Many of the genes, pathways, and principles elaborated in genetic model organisms have turned out to be broadly conserved, aiding understanding of organisms throughout the tree of life. However, the focus on a small number of organisms has impeded progress in areas of biology not represented in the pantheon. "Boutique" model organisms have sprung up to target some of the neglected areas, such as the flatworm Planaria torva for tissue regeneration (Newmark and Sanchez Alvarado 2002; Reddien et al. 2005), stickleback fish Gasterosteus aculeatus for vertebrate evolution (Peichel et al 2001; Jones et al. 2012), and killifish Nothobranchius furzeri for vertebrate aging (Harel et al. 2015; Kim et al. 2016). Remarkably, primate biology, which holds some of the most fascinating and important questions in all biology, has been left without its own model, relying on mouse and simpler model organisms and human genetic studies.

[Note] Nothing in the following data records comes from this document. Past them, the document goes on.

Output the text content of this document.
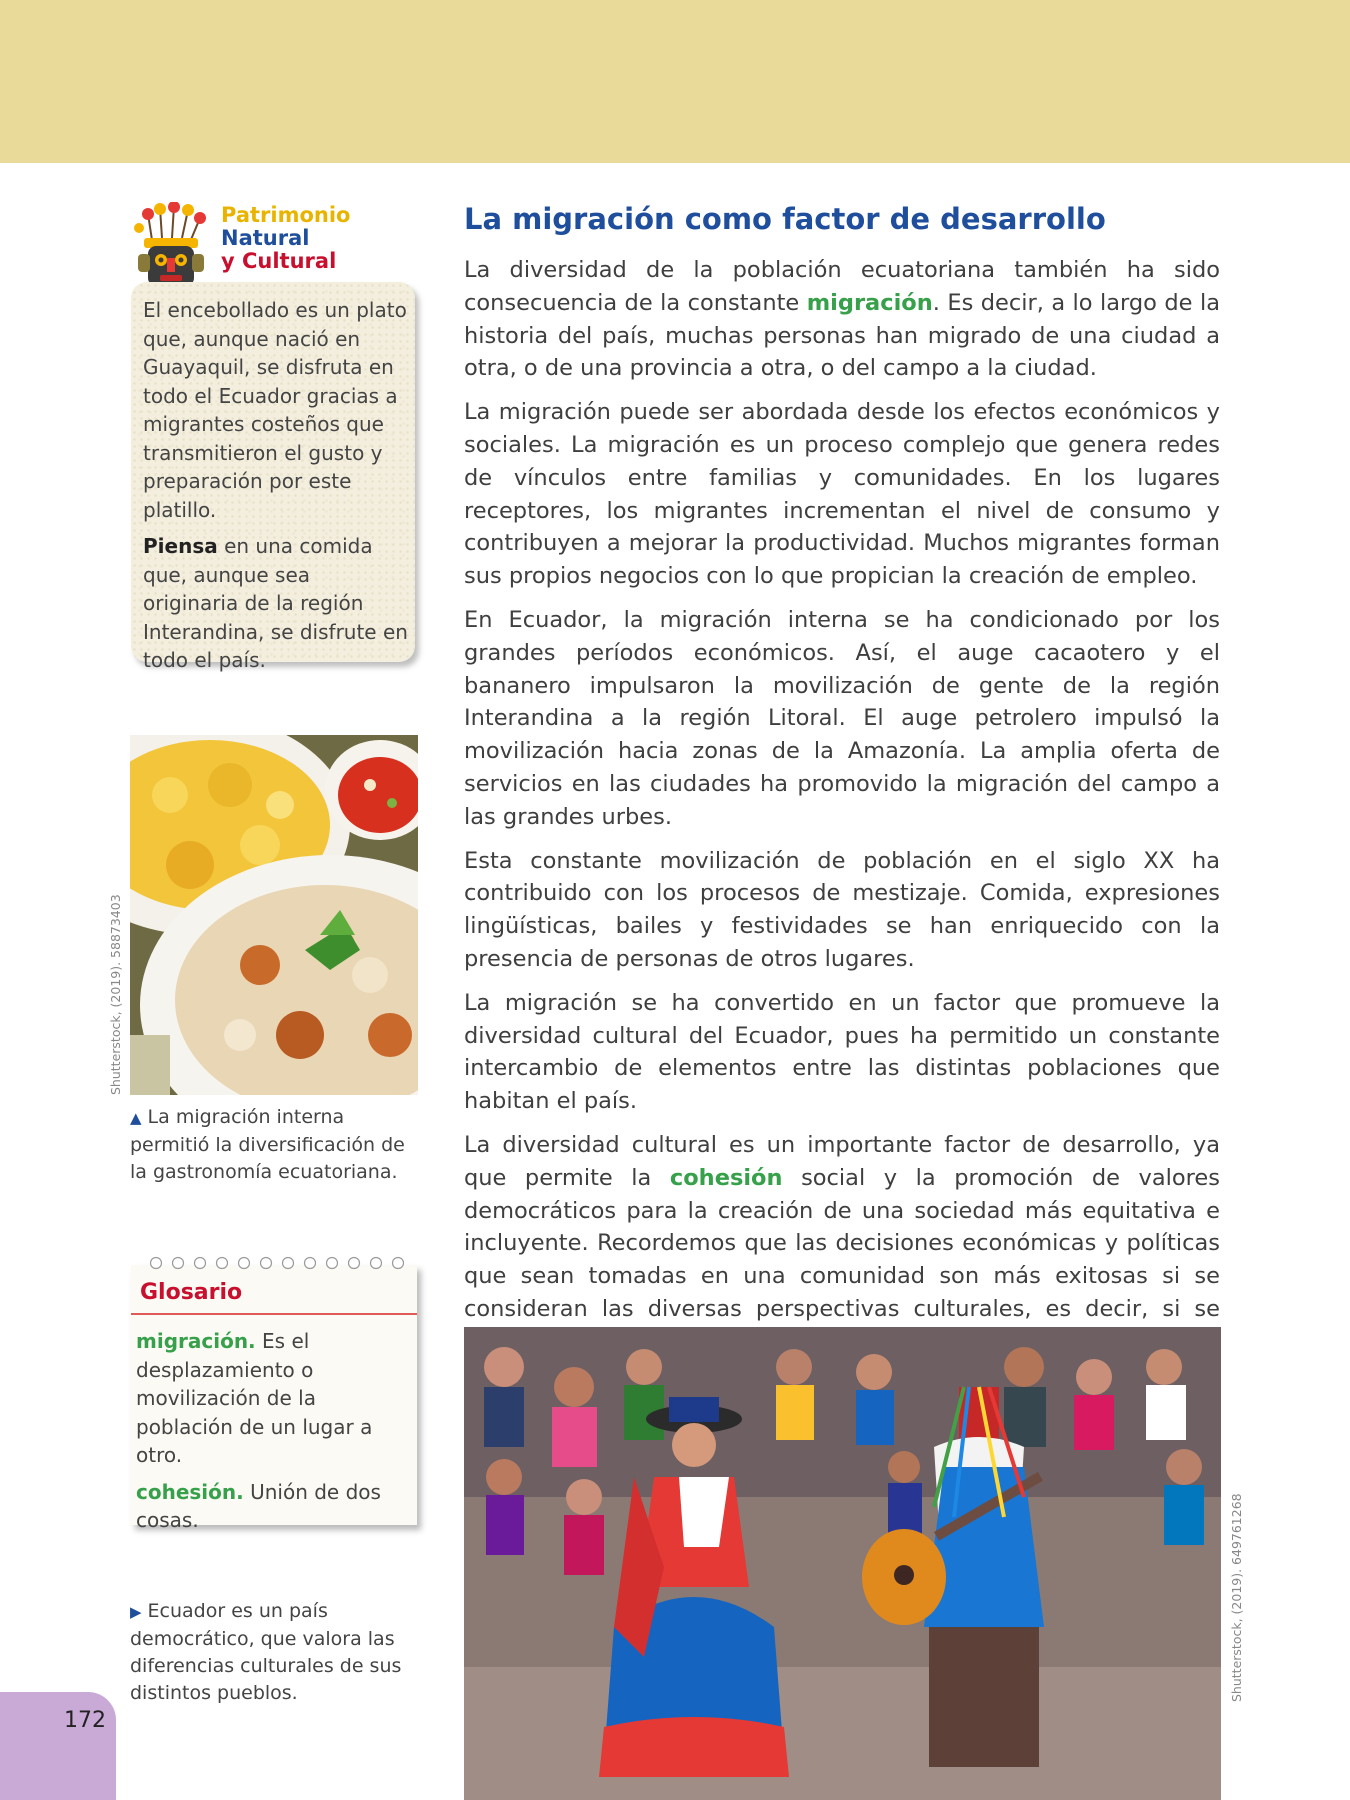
Patrimonio
Natural
y Cultural

El encebollado es un plato que, aunque nació en Guayaquil, se disfruta en todo el Ecuador gracias a migrantes costeños que transmitieron el gusto y preparación por este platillo.

Piensa en una comida que, aunque sea originaria de la región Interandina, se disfrute en todo el país.

Shutterstock, (2019). 58873403
▲ La migración interna permitió la diversificación de la gastronomía ecuatoriana.
Glosario

migración. Es el desplazamiento o movilización de la población de un lugar a otro.

cohesión. Unión de dos cosas.

▶ Ecuador es un país democrático, que valora las diferencias culturales de sus distintos pueblos.
172
La migración como factor de desarrollo

La diversidad de la población ecuatoriana también ha sido consecuencia de la constante migración. Es decir, a lo largo de la historia del país, muchas personas han migrado de una ciudad a otra, o de una provincia a otra, o del campo a la ciudad.

La migración puede ser abordada desde los efectos económicos y sociales. La migración es un proceso complejo que genera redes de vínculos entre familias y comunidades. En los lugares receptores, los migrantes incrementan el nivel de consumo y contribuyen a mejorar la productividad. Muchos migrantes forman sus propios negocios con lo que propician la creación de empleo.

En Ecuador, la migración interna se ha condicionado por los grandes períodos económicos. Así, el auge cacaotero y el bananero impulsaron la movilización de gente de la región Interandina a la región Litoral. El auge petrolero impulsó la movilización hacia zonas de la Amazonía. La amplia oferta de servicios en las ciudades ha promovido la migración del campo a las grandes urbes.

Esta constante movilización de población en el siglo XX ha contribuido con los procesos de mestizaje. Comida, expresiones lingüísticas, bailes y festividades se han enriquecido con la presencia de personas de otros lugares.

La migración se ha convertido en un factor que promueve la diversidad cultural del Ecuador, pues ha permitido un constante intercambio de elementos entre las distintas poblaciones que habitan el país.

La diversidad cultural es un importante factor de desarrollo, ya que permite la cohesión social y la promoción de valores democráticos para la creación de una sociedad más equitativa e incluyente. Recordemos que las decisiones económicas y políticas que sean tomadas en una comunidad son más exitosas si se consideran las diversas perspectivas culturales, es decir, si se

Shutterstock, (2019). 649761268
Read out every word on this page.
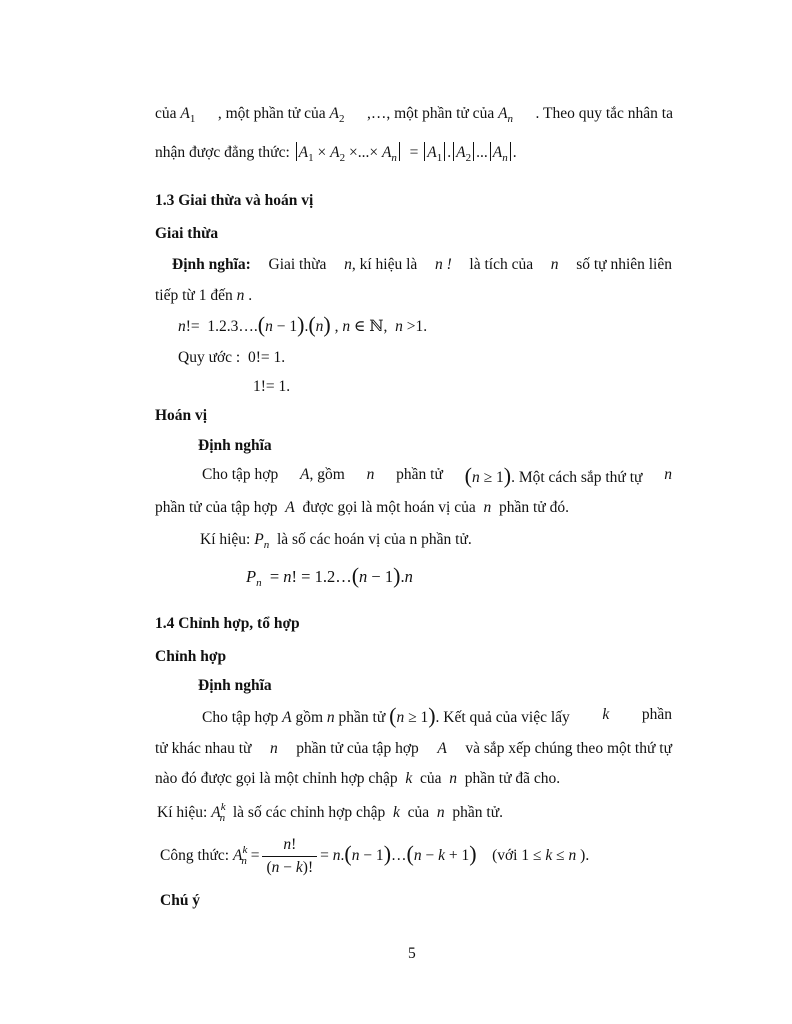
của $A_1$ , một phần tử của $A_2$ ,…, một phần tử của $A_n$ . Theo quy tắc nhân ta
nhận được đẳng thức: $A_1 \times A_2$ ×...× $A_n = A_1$ . $A_2$ ... $A_n$ .
1.3 Giai thừa và hoán vị
Giai thừa
Định nghĩa: Giai thừa n, kí hiệu là n ! là tích của n số tự nhiên liên
tiếp từ 1 đến n .
n!=  1.2.3….(n − 1).(n) , n ∈ ℕ,  n >1.
Quy ước : 0!= 1.
1!= 1.
Hoán vị
Định nghĩa
Cho tập hợp A, gồm n phần tử (n ≥ 1). Một cách sắp thứ tự n
phần tử của tập hợp A được gọi là một hoán vị của n phần tử đó.
Kí hiệu: $P_n$ là số các hoán vị của n phần tử.
$P_n = n$! = 1.2…(n − 1).n
1.4 Chỉnh hợp, tổ hợp
Chỉnh hợp
Định nghĩa
Cho tập hợp A gồm n phần tử (n ≥ 1). Kết quả của việc lấy k phần
tử khác nhau từ n phần tử của tập hợp A và sắp xếp chúng theo một thứ tự
nào đó được gọi là một chỉnh hợp chập k của n phần tử đã cho.
Kí hiệu: $A^k_n$ là số các chỉnh hợp chập k của n phần tử.
Công thức: $A^k_n = \frac{n!}{(n - k)!} = n.(n$ − 1)…(n − k + 1) (với 1 ≤ k ≤ n ).
Chú ý
5
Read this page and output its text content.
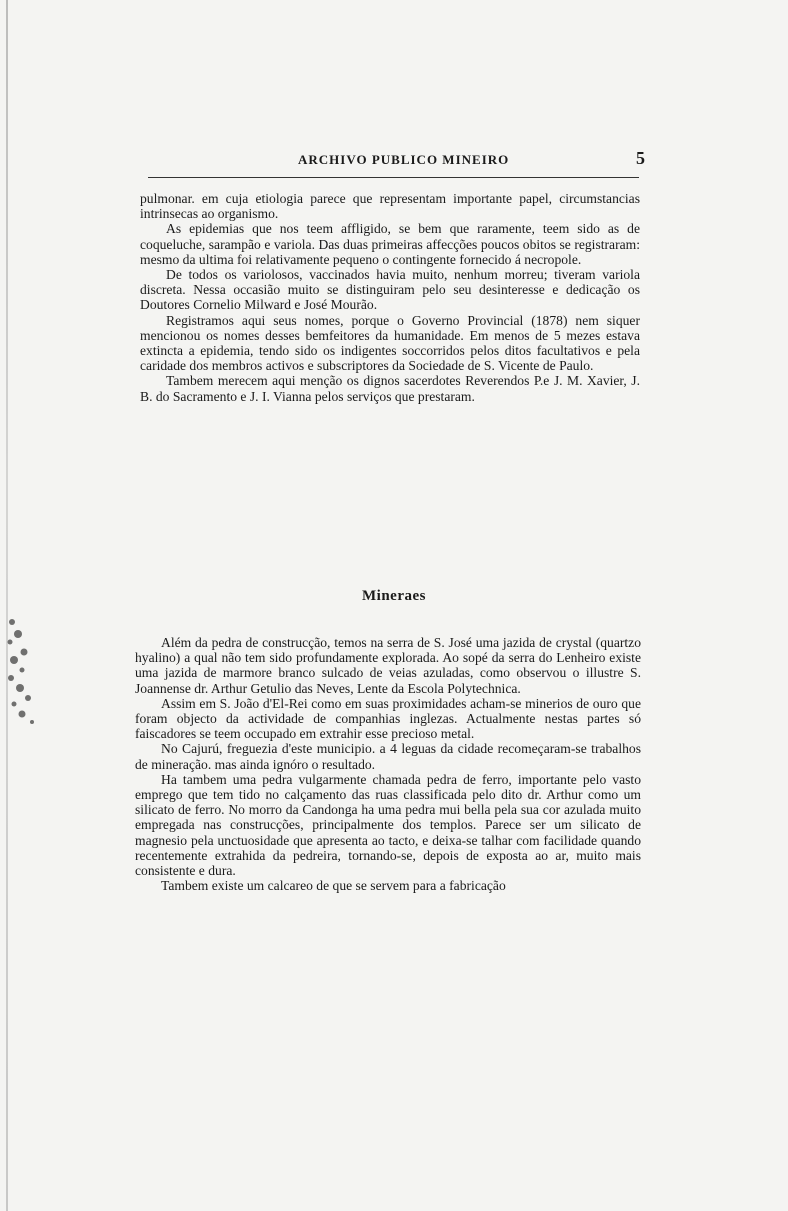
ARCHIVO PUBLICO MINEIRO	5

pulmonar. em cuja etiologia parece que representam importante papel, circumstancias intrinsecas ao organismo.

As epidemias que nos teem affligido, se bem que raramente, teem sido as de coqueluche, sarampão e variola. Das duas primeiras affecções poucos obitos se registraram: mesmo da ultima foi relativamente pequeno o contingente fornecido á necropole.

De todos os variolosos, vaccinados havia muito, nenhum morreu; tiveram variola discreta. Nessa occasião muito se distinguiram pelo seu desinteresse e dedicação os Doutores Cornelio Milward e José Mourão.

Registramos aqui seus nomes, porque o Governo Provincial (1878) nem siquer mencionou os nomes desses bemfeitores da humanidade. Em menos de 5 mezes estava extincta a epidemia, tendo sido os indigentes soccorridos pelos ditos facultativos e pela caridade dos membros activos e subscriptores da Sociedade de S. Vicente de Paulo.

Tambem merecem aqui menção os dignos sacerdotes Reverendos P.e J. M. Xavier, J. B. do Sacramento e J. I. Vianna pelos serviços que prestaram.

Mineraes

Além da pedra de construcção, temos na serra de S. José uma jazida de crystal (quartzo hyalino) a qual não tem sido profundamente explorada. Ao sopé da serra do Lenheiro existe uma jazida de marmore branco sulcado de veias azuladas, como observou o illustre S. Joannense dr. Arthur Getulio das Neves, Lente da Escola Polytechnica.

Assim em S. João d'El-Rei como em suas proximidades acham-se minerios de ouro que foram objecto da actividade de companhias inglezas. Actualmente nestas partes só faiscadores se teem occupado em extrahir esse precioso metal.

No Cajurú, freguezia d'este municipio. a 4 leguas da cidade recomeçaram-se trabalhos de mineração. mas ainda ignóro o resultado.

Ha tambem uma pedra vulgarmente chamada pedra de ferro, importante pelo vasto emprego que tem tido no calçamento das ruas classificada pelo dito dr. Arthur como um silicato de ferro. No morro da Candonga ha uma pedra mui bella pela sua cor azulada muito empregada nas construcções, principalmente dos templos. Parece ser um silicato de magnesio pela unctuosidade que apresenta ao tacto, e deixa-se talhar com facilidade quando recentemente extrahida da pedreira, tornando-se, depois de exposta ao ar, muito mais consistente e dura.

Tambem existe um calcareo de que se servem para a fabricação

Mouse Fails to Mimic Many Aspects of Primate Biology, Behavior, and Disease

The laboratory mouse M. musculus is a nearly perfect mammalian model organism. It has a short generation time (2-3 months) and large litter size (8-12 pups), and is small and easy to maintain in a laboratory setting. Its rise to prominence followed the invention of the technology for introducing specific gene mutations into mice (Kuehn et al. 1987; Thomas and Capecchi 1987). Since that time, gene targeting has been used to elucidate the function of >3000 genes (http://www.mousephenotype.org/), and the nearly $1 billion International Mouse Phenotyping Consortium was established to generate and phenotype knockouts in all protein-coding genes during this decade (Collins et al. 2007; Abbott 2010; Skarnes et al. 2011). This mouse knockout strategy has revolutionized the study of mammalian biology and led to the establishment of thousands of mouse models to explore disease mechanisms and evaluate new diagnostics and therapeutics.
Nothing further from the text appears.